What abstractions are you referring to? If you're using traits and writing your functions with generics there shouldn't be any overhead, other than the increased number of instructions, but this is no different than C++ generics. There are trait objects, but these come up somewhat less often then you would think, and have the same performance as using abstract classes/polymorphism in C++. But maybe you're referring to something else?
I am referring to trait objects, and I use those pretty extensively (although I limit my usage because I am making games and want to avoid a pointer dereference). For libraries you might not need them as much, but I definitely find their convenience indespensible for application side programming.
Personally, I've found that most cases you can avoid using trait objects by just using generics, but it obviously depends on your use case. You especially need trait objects to have things like heterogeneous arrays. Trait objects are pretty much the same as C++ classes with virtual methods, with one tweak in the representation. A C++ object is referred to by a pointer to (vtable_ptr, class_fields).
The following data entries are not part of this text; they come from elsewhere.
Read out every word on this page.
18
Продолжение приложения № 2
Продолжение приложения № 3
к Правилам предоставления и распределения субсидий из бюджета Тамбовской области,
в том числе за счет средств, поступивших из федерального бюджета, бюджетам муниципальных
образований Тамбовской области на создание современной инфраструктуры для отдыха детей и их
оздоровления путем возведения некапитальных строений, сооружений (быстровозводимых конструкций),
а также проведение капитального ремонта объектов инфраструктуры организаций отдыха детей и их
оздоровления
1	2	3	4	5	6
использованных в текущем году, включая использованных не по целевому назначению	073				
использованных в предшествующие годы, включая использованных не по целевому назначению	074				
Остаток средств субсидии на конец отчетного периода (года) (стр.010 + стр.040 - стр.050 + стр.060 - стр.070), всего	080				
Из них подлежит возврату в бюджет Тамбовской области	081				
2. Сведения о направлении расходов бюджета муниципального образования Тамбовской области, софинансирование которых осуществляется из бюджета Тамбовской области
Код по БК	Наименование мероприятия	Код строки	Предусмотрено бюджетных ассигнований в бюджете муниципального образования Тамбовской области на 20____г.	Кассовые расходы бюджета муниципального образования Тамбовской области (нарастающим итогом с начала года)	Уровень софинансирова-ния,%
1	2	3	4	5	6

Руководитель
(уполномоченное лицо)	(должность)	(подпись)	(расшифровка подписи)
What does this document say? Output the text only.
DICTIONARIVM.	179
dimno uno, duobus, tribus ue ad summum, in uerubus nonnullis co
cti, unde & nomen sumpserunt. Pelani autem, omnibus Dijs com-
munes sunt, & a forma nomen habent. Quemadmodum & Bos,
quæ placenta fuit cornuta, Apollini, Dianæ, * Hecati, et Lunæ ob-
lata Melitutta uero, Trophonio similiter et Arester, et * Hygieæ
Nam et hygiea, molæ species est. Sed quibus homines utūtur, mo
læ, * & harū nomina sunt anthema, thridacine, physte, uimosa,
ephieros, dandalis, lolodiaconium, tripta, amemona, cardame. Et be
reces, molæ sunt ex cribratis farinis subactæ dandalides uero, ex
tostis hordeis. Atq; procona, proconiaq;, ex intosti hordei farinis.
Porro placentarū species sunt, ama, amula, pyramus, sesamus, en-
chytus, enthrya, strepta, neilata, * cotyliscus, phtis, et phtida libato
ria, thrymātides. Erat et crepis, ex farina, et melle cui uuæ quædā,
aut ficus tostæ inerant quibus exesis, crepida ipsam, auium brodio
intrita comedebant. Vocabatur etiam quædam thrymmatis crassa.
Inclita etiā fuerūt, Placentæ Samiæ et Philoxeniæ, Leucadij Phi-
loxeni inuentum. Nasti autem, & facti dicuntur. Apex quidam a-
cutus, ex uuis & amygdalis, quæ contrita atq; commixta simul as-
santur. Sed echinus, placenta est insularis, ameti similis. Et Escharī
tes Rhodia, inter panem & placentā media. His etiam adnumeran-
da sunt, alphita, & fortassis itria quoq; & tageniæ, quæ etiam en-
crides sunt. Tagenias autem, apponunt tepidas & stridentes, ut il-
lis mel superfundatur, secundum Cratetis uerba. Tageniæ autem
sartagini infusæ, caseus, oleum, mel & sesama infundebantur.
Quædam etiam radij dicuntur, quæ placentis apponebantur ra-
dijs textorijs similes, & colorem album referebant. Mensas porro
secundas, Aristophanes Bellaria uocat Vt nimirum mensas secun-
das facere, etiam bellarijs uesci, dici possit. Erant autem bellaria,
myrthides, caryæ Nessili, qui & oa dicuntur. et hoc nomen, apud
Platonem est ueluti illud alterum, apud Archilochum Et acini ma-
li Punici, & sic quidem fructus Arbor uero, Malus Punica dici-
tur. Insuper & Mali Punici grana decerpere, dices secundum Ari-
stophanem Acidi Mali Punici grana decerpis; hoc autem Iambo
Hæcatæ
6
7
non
A trait object "&Foo" is a fat pointer (vtable_ptr, ptr_to_fields). So a trait object reference is two pointers, but doesn't have a pointer stuck to the front of all of its structs. Method invocation requires you to dereference the vtable, get the function pointer, and call that, passing the data pointer. In C++ you would dereference your pointer, dereference the vtable, then pass the pointer to the function. If anything, I think the Rust method may be faster because you avoid the double de-reference, but it's probably so small as to be unmeasurable in all but pathological uses.